Bu çevrimi kırmak gerektiğini düşünen Maathai, Batı’nın karbon emisyonunu düşürmek konusunda acil bir şekilde harekete geçmesi gerektiğini söylüyor ve ekliyor “Afrikalılar da kolonyalizmle beraber yok edilen kültürlerini keşfetmeli. Kolonyalizm Afrikalıların kültürel ve ruhani mirasına zarar verdi. Bugüne kadar bu topraklarda birikmiş kültür hayatı anlamak ve çevreyle uyum içinde yaşamak üzerine kuruluydu. Biz fillere baktığımızda fildişi görmüyorduk. Ağaçlara bakınca kereste görmüyorduk. Ayrıca kim olduğumuz, nereden geldiğimiz gibi inanlığın temel sorularını da unuttuk.”

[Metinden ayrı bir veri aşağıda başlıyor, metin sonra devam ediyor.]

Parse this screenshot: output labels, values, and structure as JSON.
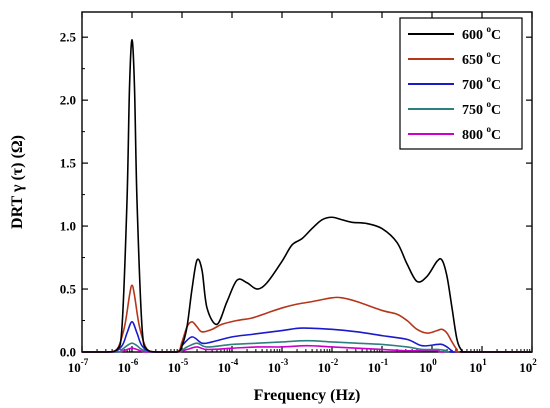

İnsanın kendi eliyle yarattığı küresel ısınmanın bu seviyede devam etmesi halinde Afrika’da büyük kargaşa çıkacağı uyarısında bulunan Maathai, “Sahra Çölü genişleyecek. Kullanılabilir araziler için vahşi bir rekabet başlayacak. Azalan yağmur nedeniyle tarımsal üretim düşecek ve kitlesel açlık başlayacak. Tabii insanlar öylece durmayacaklar ve göç başlayacak. Avrupa’ya gitmeye çalışacaklar” diyor.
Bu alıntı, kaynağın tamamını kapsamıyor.